11/29/2012 4:30PM

New York Racing Board sets rules for shock-wave therapy


The New York State Racing and Wagering Board on Thursday passed rules regulating the use of shock-wave therapy on horses that will prohibit a horse from receiving the painkilling treatment 10 days prior to being entered for a race.

The rules were adopted as part of an ongoing effort by the board to craft new regulations recommended in a study of a rash of breakdowns at Aqueduct earlier this year. While that report did not explicitly link shock-wave therapy to any breakdowns, the task force that prepared the report examined the treatments, which are used to stimulate blood flow to problem areas in horses.

The rules will limit the administrations of the treatments to veterinarians, who will be required to report the treatment within 24 hours to a state stewards. The stewards will be required to place a horse on a list that will prohibit the horse from “high-intensity exercise” for 10 days. In addition, trainers will be unable to enter the horse in any race during that time.

The board proposed the rules several months ago. Initially, the rules prohibited a horse from exercising during the 10-day period. However, after receiving comments from the Jockeys’ Guild and the New York Thoroughbred Horsemen’s Association, the board changed the wording of the rules allowing for light exercise, which includes galloping, but not breezing, according to Tom Casaregola, the board’s director of audits and investigations.

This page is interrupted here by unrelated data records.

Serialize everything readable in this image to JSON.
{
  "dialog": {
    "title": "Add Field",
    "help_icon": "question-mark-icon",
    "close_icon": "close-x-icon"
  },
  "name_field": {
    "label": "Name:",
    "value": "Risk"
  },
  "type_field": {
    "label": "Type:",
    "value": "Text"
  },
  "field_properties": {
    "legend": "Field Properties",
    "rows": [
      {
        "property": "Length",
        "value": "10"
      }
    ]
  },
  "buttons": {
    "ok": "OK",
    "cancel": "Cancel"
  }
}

Shock-wave therapy began to be used by veterinarians to treat soreness in horses within the past decade. Some critics of the practice have contended that the treatments can compromise a horse’s ability to feel pain for as much as a week after the treatment is administered.

Also on Thursday, the board formally adopted rules that will require that claiming races have a minimum claiming price that is at least 50 percent of the value of the purse. The board adopted a version of the rule on an emergency basis earlier this year following the spate of breakdowns at Aqueduct. The task force had recommended the rule be adopted permanently, under the possibility that trainers were enticed to enter cheap and possibly injured horses in claiming races that featured outsized purses.